Of course they can attack the Labour party leaders and Miliband for starting the whole affair but that is because, unlike the Socialist Appeal, they are no longer in the Labour party. But essentially their politics are the same. So the SA can be fighting syndicalist and the SP can be fighting anti-Labour and still end up in the same place. They bow, like Rob Sewell, to Stalinist class traitor Jimmy Reid also. And of course there is no mention of their voting for McCluskey against Jerry Hicks in the election and no mention of a rank and file movement to defeat and replace the bureaucracy. However they did mention elsewhere the fact that Jerry Hicks got 80,000 votes as evidence of the strength of the left in Unite (which obviously excludes themselves as leftists in Unite). Even ‘sadder’, they thought, were the actions of Billy Hayes, another sponsor of the NSSN with Bob Crow, who likewise expects and gets no criticism in return:

The sell-off of the remaining publicly owned parts of Royal Mail was completed over the last week. This represents the sad passing of the last remaining form of publicly owned communications.

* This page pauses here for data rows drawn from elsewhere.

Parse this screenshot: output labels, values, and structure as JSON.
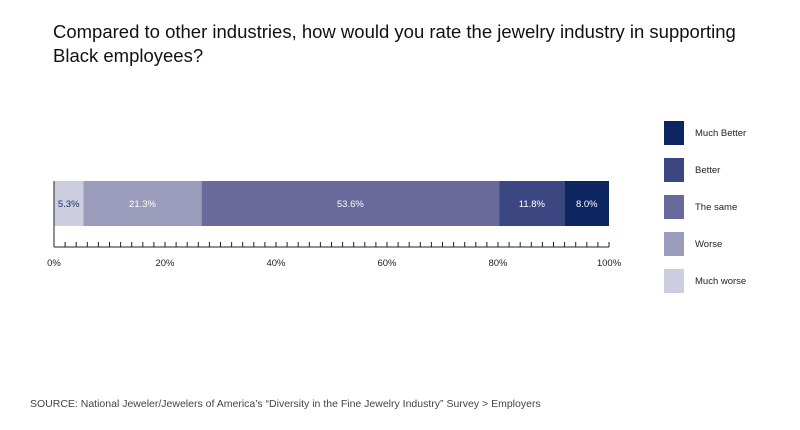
{
  "title": "Compared to other industries, how would you rate the jewelry industry in supporting Black employees?",
  "source": "SOURCE: National Jeweler/Jewelers of America’s “Diversity in the Fine Jewelry Industry” Survey > Employers",
  "chart_data": {
    "type": "bar",
    "orientation": "horizontal",
    "stacked": true,
    "xlim": [
      0,
      100
    ],
    "tick_labels": [
      "0%",
      "20%",
      "40%",
      "60%",
      "80%",
      "100%"
    ],
    "minor_tick_step": 2,
    "legend_position": "right",
    "series": [
      {
        "name": "Much worse",
        "value": 5.3,
        "label": "5.3%",
        "color": "#cdcde0",
        "label_color": "#1d2f6a"
      },
      {
        "name": "Worse",
        "value": 21.3,
        "label": "21.3%",
        "color": "#9b9cbc",
        "label_color": "#ffffff"
      },
      {
        "name": "The same",
        "value": 53.6,
        "label": "53.6%",
        "color": "#69699b",
        "label_color": "#ffffff"
      },
      {
        "name": "Better",
        "value": 11.8,
        "label": "11.8%",
        "color": "#3c4680",
        "label_color": "#ffffff"
      },
      {
        "name": "Much Better",
        "value": 8.0,
        "label": "8.0%",
        "color": "#0d2560",
        "label_color": "#ffffff"
      }
    ],
    "legend_order": [
      "Much Better",
      "Better",
      "The same",
      "Worse",
      "Much worse"
    ]
  }
}
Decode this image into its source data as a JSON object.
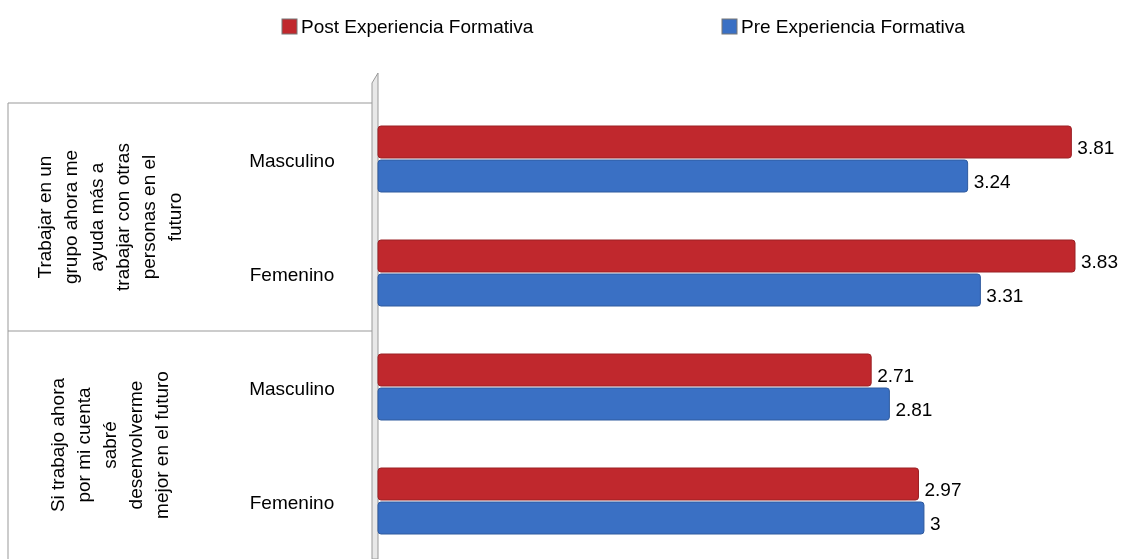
{
  "chart_data": {
    "type": "bar",
    "orientation": "horizontal",
    "categories": [
      "Masculino",
      "Femenino",
      "Masculino",
      "Femenino"
    ],
    "series": [
      {
        "name": "Post Experiencia Formativa",
        "color": "#c0282d",
        "values": [
          3.81,
          3.83,
          2.71,
          2.97
        ]
      },
      {
        "name": "Pre Experiencia Formativa",
        "color": "#3a70c4",
        "values": [
          3.24,
          3.31,
          2.81,
          3
        ]
      }
    ],
    "annotations": [
      "Trabajar en un grupo ahora me ayuda más a trabajar con otras personas en el futuro",
      "Si trabajo ahora por mi cuenta sabré desenvolverme mejor en el futuro"
    ],
    "data_labels": true,
    "legend": "top"
  }
}
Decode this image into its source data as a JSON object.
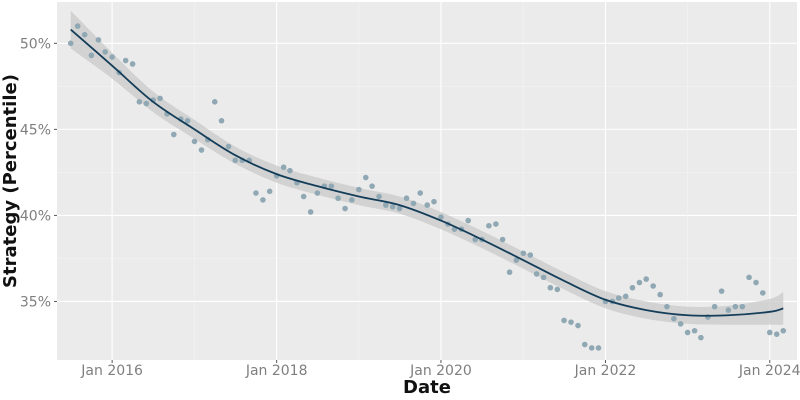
{
  "chart_data": {
    "type": "scatter",
    "title": "",
    "xlabel": "Date",
    "ylabel": "Strategy (Percentile)",
    "x_type": "date",
    "xlim": [
      "2015-05-01",
      "2024-05-01"
    ],
    "ylim": [
      31.6,
      52.4
    ],
    "x_ticks": [
      {
        "date": "2016-01-01",
        "label": "Jan 2016"
      },
      {
        "date": "2018-01-01",
        "label": "Jan 2018"
      },
      {
        "date": "2020-01-01",
        "label": "Jan 2020"
      },
      {
        "date": "2022-01-01",
        "label": "Jan 2022"
      },
      {
        "date": "2024-01-01",
        "label": "Jan 2024"
      }
    ],
    "y_ticks": [
      {
        "value": 35,
        "label": "35%"
      },
      {
        "value": 40,
        "label": "40%"
      },
      {
        "value": 45,
        "label": "45%"
      },
      {
        "value": 50,
        "label": "50%"
      }
    ],
    "grid": true,
    "legend": "none",
    "colors": {
      "panel": "#ebebeb",
      "grid_major": "#ffffff",
      "grid_minor": "#f4f4f4",
      "points": "#8fa8b3",
      "trend": "#143d59",
      "band": "#c9c9c9"
    },
    "series": [
      {
        "kind": "points",
        "x": [
          "2015-07-01",
          "2015-08-01",
          "2015-09-01",
          "2015-10-01",
          "2015-11-01",
          "2015-12-01",
          "2016-01-01",
          "2016-02-01",
          "2016-03-01",
          "2016-04-01",
          "2016-05-01",
          "2016-06-01",
          "2016-07-01",
          "2016-08-01",
          "2016-09-01",
          "2016-10-01",
          "2016-11-01",
          "2016-12-01",
          "2017-01-01",
          "2017-02-01",
          "2017-03-01",
          "2017-04-01",
          "2017-05-01",
          "2017-06-01",
          "2017-07-01",
          "2017-08-01",
          "2017-09-01",
          "2017-10-01",
          "2017-11-01",
          "2017-12-01",
          "2018-01-01",
          "2018-02-01",
          "2018-03-01",
          "2018-04-01",
          "2018-05-01",
          "2018-06-01",
          "2018-07-01",
          "2018-08-01",
          "2018-09-01",
          "2018-10-01",
          "2018-11-01",
          "2018-12-01",
          "2019-01-01",
          "2019-02-01",
          "2019-03-01",
          "2019-04-01",
          "2019-05-01",
          "2019-06-01",
          "2019-07-01",
          "2019-08-01",
          "2019-09-01",
          "2019-10-01",
          "2019-11-01",
          "2019-12-01",
          "2020-01-01",
          "2020-02-01",
          "2020-03-01",
          "2020-04-01",
          "2020-05-01",
          "2020-06-01",
          "2020-07-01",
          "2020-08-01",
          "2020-09-01",
          "2020-10-01",
          "2020-11-01",
          "2020-12-01",
          "2021-01-01",
          "2021-02-01",
          "2021-03-01",
          "2021-04-01",
          "2021-05-01",
          "2021-06-01",
          "2021-07-01",
          "2021-08-01",
          "2021-09-01",
          "2021-10-01",
          "2021-11-01",
          "2021-12-01",
          "2022-01-01",
          "2022-02-01",
          "2022-03-01",
          "2022-04-01",
          "2022-05-01",
          "2022-06-01",
          "2022-07-01",
          "2022-08-01",
          "2022-09-01",
          "2022-10-01",
          "2022-11-01",
          "2022-12-01",
          "2023-01-01",
          "2023-02-01",
          "2023-03-01",
          "2023-04-01",
          "2023-05-01",
          "2023-06-01",
          "2023-07-01",
          "2023-08-01",
          "2023-09-01",
          "2023-10-01",
          "2023-11-01",
          "2023-12-01",
          "2024-01-01",
          "2024-02-01",
          "2024-03-01"
        ],
        "y": [
          50.0,
          51.0,
          50.5,
          49.3,
          50.2,
          49.5,
          49.2,
          48.3,
          49.0,
          48.8,
          46.6,
          46.5,
          46.7,
          46.8,
          45.9,
          44.7,
          45.6,
          45.5,
          44.3,
          43.8,
          44.4,
          46.6,
          45.5,
          44.0,
          43.2,
          43.2,
          43.2,
          41.3,
          40.9,
          41.4,
          42.3,
          42.8,
          42.6,
          41.9,
          41.1,
          40.2,
          41.3,
          41.7,
          41.7,
          41.0,
          40.4,
          40.9,
          41.5,
          42.2,
          41.7,
          41.1,
          40.6,
          40.5,
          40.4,
          41.0,
          40.7,
          41.3,
          40.6,
          40.8,
          39.9,
          39.5,
          39.2,
          39.2,
          39.7,
          38.6,
          38.6,
          39.4,
          39.5,
          38.6,
          36.7,
          37.4,
          37.8,
          37.7,
          36.6,
          36.4,
          35.8,
          35.7,
          33.9,
          33.8,
          33.6,
          32.5,
          32.3,
          32.3,
          35.0,
          35.0,
          35.2,
          35.3,
          35.8,
          36.1,
          36.3,
          35.9,
          35.4,
          34.7,
          34.0,
          33.7,
          33.2,
          33.3,
          32.9,
          34.1,
          34.7,
          35.6,
          34.5,
          34.7,
          34.7,
          36.4,
          36.1,
          35.5,
          33.2,
          33.1,
          33.3
        ]
      },
      {
        "kind": "smooth",
        "x": [
          "2015-07-01",
          "2016-01-01",
          "2016-07-01",
          "2017-01-01",
          "2017-07-01",
          "2018-01-01",
          "2018-07-01",
          "2019-01-01",
          "2019-07-01",
          "2020-01-01",
          "2020-07-01",
          "2021-01-01",
          "2021-07-01",
          "2022-01-01",
          "2022-07-01",
          "2023-01-01",
          "2023-07-01",
          "2024-01-01",
          "2024-03-01"
        ],
        "y": [
          50.8,
          48.7,
          46.6,
          45.0,
          43.5,
          42.4,
          41.7,
          41.1,
          40.6,
          39.7,
          38.6,
          37.4,
          36.2,
          35.1,
          34.5,
          34.2,
          34.2,
          34.4,
          34.6
        ],
        "band": [
          1.1,
          0.75,
          0.6,
          0.55,
          0.5,
          0.5,
          0.5,
          0.5,
          0.5,
          0.5,
          0.5,
          0.5,
          0.5,
          0.5,
          0.5,
          0.5,
          0.55,
          0.75,
          0.95
        ]
      }
    ]
  }
}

Of course genuine revolutionary socialists, trade union militants and fighters for the class are not ‘sad’ at these betrayals at all but hopping mad and even more determined to expose these class traitors and replace them with a genuine revolutionary and fighting leadership.

These are the affiliates of the NSSN: National Union of Rail, Maritime and Transport Workers (RMT), Public and Commercial Services Union (PCS), Communication Workers Union (CWU), National Union of Mineworkers (NUM), National Union of Journalists (NUJ), Prison Officers Association (POA), Bakers Food and Allied Workers Union (BFAWU).